El tercer largometraje de Carlos Sorin, luego de un período de inactividad de más de una década, entreteje tres historias pequeñas que transcurren en la Patagonia, tres viajes que tienen como destino final Puerto San Julián: hacia allí van una joven sin techo para participar en un programa televisivo, un viejo que se escapa de la vigilancia de su familia para recuperar un perro escapado hace años, y un típico viajante de comercio post-globalización que lleva consigo una multiforme torta de cumpleaños para conquistar a una joven viuda.
El relato vincula estas tres historias mínimas por medios esencialmente geográficos (la joven y el viejo viven en Fitz Roy, Provincia de Santa Cruz, el viajante pasa por ahí: hay encuentros verosímiles en el pueblo y en la ruta), y mediáticos (la presencia de la televisión en las múltiples paradas aporta una suerte de gradiente o contrapunto que permite además una reintroducción final de la historia de la chica).

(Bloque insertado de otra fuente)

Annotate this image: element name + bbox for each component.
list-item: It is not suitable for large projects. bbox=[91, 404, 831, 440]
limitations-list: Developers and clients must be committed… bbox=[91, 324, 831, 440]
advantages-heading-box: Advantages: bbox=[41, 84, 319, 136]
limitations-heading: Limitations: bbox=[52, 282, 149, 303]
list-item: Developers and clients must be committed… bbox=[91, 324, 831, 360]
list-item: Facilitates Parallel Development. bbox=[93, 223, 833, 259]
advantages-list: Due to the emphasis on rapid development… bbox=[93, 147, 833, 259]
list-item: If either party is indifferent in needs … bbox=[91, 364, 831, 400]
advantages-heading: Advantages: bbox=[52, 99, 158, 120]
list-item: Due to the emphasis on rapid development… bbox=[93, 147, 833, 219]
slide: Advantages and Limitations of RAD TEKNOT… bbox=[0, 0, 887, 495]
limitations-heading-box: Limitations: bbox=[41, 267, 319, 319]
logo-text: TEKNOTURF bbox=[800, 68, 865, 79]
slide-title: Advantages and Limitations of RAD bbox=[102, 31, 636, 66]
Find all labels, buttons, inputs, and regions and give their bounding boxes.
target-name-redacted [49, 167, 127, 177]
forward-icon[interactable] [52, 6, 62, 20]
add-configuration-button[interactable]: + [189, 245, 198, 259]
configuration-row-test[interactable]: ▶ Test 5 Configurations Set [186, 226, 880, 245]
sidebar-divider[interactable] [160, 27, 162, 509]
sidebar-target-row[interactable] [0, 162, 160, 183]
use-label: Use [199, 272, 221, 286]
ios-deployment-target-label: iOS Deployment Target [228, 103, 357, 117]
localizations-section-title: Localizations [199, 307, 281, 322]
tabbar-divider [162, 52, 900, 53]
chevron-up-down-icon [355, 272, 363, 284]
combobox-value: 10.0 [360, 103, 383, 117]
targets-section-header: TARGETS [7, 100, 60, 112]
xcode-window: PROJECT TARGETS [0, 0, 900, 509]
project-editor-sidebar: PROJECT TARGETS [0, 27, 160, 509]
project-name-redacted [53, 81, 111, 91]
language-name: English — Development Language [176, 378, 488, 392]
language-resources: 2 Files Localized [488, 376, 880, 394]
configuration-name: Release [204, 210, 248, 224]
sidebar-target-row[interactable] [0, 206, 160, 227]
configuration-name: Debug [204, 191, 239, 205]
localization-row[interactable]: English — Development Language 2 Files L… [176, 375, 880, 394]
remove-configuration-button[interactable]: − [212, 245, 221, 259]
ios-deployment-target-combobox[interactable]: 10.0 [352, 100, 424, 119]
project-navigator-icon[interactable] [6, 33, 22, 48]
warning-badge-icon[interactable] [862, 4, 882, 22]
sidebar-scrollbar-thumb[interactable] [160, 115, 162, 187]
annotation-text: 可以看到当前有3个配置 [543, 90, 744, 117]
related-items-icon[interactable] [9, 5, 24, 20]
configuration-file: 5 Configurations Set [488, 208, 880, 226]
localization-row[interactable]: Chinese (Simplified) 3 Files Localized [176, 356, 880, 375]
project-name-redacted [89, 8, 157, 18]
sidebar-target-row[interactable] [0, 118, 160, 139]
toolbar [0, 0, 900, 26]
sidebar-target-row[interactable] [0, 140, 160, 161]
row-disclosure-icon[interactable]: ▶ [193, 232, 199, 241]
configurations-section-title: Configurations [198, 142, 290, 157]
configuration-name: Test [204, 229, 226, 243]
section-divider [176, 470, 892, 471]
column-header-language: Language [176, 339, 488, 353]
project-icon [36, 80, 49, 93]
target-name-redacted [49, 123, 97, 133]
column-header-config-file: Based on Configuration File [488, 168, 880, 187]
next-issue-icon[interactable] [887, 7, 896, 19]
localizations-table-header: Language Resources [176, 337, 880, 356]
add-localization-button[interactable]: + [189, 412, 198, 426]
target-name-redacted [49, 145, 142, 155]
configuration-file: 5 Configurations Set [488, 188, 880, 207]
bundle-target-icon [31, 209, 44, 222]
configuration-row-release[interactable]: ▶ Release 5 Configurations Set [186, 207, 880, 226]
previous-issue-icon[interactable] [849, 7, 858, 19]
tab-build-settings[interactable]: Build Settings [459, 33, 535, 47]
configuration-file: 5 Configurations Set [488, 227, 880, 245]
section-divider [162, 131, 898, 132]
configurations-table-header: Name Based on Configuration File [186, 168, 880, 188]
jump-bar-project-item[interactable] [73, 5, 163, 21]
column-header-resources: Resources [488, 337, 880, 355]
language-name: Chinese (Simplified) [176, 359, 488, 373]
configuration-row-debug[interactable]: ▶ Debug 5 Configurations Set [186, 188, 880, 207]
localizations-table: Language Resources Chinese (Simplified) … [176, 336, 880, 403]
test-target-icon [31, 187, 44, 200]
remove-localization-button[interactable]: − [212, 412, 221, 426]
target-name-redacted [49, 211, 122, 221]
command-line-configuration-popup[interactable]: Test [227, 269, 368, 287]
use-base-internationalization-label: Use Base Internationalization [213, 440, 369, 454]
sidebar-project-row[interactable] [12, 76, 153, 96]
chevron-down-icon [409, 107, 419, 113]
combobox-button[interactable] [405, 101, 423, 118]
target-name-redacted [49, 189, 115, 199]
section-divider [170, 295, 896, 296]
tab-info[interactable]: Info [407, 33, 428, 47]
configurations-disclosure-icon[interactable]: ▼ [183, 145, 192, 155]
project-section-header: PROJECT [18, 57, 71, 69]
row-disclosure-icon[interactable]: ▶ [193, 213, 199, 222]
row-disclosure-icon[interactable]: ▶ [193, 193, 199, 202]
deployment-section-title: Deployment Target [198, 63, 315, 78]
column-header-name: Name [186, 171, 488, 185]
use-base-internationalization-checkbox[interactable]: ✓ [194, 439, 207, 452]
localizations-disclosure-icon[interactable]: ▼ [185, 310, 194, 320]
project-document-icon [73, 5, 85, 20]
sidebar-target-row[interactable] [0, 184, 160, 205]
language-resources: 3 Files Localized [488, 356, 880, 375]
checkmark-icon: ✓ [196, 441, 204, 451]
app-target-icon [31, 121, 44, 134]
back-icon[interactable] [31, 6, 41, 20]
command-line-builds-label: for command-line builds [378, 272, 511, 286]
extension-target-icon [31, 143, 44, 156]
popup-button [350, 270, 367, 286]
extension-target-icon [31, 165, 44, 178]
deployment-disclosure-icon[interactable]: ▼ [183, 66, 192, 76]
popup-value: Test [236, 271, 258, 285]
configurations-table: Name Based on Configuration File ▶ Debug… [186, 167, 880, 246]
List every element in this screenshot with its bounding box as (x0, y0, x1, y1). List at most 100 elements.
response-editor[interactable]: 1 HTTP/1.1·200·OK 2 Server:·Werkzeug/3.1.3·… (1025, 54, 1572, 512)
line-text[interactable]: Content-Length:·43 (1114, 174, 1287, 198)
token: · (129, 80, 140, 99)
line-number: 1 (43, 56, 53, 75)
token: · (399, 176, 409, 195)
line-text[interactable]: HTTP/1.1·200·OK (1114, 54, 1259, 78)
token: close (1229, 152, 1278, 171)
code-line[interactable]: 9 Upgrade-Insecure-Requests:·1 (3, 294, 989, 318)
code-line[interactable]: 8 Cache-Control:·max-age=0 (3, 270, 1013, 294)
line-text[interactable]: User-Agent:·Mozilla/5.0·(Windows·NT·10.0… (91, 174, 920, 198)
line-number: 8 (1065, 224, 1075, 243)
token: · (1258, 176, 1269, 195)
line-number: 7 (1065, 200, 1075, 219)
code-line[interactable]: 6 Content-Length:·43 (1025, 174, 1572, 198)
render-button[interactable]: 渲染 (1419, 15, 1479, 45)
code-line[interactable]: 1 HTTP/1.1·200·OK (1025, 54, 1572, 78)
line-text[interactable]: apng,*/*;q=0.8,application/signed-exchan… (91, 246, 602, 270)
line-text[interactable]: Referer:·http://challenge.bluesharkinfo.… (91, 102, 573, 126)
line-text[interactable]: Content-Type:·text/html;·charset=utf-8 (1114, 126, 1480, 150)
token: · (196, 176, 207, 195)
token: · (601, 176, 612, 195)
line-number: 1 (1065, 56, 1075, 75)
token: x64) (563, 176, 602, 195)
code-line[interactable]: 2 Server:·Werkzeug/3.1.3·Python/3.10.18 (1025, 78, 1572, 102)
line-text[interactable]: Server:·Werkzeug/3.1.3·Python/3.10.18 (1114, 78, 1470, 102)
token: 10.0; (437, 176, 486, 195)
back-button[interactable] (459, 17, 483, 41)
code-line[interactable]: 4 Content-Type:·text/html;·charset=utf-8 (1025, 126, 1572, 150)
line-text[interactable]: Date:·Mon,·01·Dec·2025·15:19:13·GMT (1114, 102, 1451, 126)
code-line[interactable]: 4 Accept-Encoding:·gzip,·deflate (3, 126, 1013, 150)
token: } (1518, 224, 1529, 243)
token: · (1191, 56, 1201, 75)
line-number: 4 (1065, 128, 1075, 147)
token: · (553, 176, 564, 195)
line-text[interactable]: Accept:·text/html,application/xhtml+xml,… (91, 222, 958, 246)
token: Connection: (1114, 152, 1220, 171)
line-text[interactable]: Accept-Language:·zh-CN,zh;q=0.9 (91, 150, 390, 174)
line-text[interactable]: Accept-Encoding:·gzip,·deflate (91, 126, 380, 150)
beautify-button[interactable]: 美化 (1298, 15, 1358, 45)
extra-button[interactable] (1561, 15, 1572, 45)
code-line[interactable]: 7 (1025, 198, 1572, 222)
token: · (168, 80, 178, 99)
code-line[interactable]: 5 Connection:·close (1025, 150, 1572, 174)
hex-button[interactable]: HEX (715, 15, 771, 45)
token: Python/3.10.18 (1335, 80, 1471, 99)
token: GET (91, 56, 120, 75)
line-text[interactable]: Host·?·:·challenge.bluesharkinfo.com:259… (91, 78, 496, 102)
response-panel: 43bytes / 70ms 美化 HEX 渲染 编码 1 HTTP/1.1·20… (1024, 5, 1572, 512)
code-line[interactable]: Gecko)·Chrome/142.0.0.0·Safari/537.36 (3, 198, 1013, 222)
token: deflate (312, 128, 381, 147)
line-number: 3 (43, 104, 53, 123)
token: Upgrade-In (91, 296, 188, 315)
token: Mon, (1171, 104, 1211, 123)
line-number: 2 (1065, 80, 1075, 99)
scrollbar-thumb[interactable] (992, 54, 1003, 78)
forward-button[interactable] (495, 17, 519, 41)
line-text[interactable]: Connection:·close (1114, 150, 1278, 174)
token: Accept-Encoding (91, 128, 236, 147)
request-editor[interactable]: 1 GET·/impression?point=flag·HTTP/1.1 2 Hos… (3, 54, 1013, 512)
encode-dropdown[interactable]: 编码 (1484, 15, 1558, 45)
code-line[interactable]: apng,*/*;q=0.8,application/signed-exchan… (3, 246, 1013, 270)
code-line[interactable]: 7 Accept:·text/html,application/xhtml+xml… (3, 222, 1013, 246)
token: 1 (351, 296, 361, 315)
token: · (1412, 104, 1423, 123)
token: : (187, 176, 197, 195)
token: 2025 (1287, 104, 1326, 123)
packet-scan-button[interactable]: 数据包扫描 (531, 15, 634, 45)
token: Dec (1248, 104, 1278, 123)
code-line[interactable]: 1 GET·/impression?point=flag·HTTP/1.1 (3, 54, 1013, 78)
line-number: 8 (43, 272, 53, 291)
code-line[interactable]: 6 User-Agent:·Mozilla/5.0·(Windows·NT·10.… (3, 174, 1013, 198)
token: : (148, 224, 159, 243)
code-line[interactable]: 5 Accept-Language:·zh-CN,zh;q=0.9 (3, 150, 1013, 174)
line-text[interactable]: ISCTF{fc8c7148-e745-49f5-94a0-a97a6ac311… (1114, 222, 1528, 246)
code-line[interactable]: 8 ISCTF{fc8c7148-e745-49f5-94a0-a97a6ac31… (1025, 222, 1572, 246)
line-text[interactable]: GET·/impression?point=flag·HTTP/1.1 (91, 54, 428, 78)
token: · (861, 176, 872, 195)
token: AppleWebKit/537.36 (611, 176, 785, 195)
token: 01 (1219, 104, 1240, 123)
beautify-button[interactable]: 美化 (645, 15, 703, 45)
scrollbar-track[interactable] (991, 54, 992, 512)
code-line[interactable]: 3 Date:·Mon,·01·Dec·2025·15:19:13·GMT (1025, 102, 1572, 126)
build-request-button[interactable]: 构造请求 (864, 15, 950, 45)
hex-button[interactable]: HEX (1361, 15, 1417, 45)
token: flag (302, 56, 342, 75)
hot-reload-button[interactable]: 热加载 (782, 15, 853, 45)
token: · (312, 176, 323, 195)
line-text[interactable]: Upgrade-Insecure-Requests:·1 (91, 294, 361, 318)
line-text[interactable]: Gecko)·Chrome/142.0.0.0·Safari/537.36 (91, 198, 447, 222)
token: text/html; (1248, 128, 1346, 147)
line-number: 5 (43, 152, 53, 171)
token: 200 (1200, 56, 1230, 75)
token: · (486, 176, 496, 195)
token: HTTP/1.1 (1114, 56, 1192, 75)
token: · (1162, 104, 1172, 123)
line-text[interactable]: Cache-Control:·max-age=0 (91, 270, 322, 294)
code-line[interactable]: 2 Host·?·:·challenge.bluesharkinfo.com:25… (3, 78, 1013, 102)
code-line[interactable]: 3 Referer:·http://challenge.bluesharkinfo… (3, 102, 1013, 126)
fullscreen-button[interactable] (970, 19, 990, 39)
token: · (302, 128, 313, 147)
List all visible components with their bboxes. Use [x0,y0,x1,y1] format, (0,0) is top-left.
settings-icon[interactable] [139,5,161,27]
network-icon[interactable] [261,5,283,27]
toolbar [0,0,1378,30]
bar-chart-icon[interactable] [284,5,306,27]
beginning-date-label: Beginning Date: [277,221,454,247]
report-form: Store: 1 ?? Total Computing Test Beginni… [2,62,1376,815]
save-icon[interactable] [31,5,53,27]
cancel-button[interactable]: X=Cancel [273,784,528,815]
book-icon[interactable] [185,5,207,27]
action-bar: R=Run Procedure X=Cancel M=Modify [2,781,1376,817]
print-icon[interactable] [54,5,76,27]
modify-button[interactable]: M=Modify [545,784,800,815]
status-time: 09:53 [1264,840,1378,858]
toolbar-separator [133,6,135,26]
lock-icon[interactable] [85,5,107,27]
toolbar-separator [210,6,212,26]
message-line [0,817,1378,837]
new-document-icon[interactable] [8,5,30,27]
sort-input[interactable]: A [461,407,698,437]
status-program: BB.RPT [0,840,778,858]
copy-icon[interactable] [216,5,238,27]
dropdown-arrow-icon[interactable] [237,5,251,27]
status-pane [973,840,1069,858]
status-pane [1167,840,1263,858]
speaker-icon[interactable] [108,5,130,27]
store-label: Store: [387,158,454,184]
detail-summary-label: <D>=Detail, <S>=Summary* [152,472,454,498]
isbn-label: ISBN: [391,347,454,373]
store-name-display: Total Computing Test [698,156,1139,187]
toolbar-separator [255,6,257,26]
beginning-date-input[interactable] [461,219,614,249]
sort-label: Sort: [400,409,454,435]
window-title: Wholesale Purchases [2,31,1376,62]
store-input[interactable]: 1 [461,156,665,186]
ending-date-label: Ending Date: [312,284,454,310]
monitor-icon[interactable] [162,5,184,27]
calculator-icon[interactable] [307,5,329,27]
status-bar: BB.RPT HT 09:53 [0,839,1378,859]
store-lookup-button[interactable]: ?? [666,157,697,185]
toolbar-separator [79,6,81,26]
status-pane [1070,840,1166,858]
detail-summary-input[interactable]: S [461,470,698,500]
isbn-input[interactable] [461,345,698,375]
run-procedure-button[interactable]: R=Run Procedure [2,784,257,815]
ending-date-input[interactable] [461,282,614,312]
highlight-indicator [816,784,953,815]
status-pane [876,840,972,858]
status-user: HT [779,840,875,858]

Historias mínimas se sostiene sobre un humor amable que despliega una sonriente crítica social: la venta televisiva, los libros de autoayuda, y otros temas similares caen bajo esta mirada (se trata por otra parte de tópicos cuyo tratamiento parece obligado para muchos directores que vienen de la publicidad). El humor sólo resulta interrumpido por la revelación ulterior de un inesperado secreto por parte del anciano, y por esa contrapartida de solidaridad que suele darse entre personajes tan pequeños como sus historias. Entre toques de color varios, algunos pretextos y simetrías un tanto convencionales, y dejando atrás promesas que el film hiciera en un principio, los tres protagonistas logran al menos finalmente lo que quieren, o poco menos. Bien vista, tal afirmación quizás pueda hacerse extensiva en última instancia, también, a un espectador imaginario con ambiciones mínimas.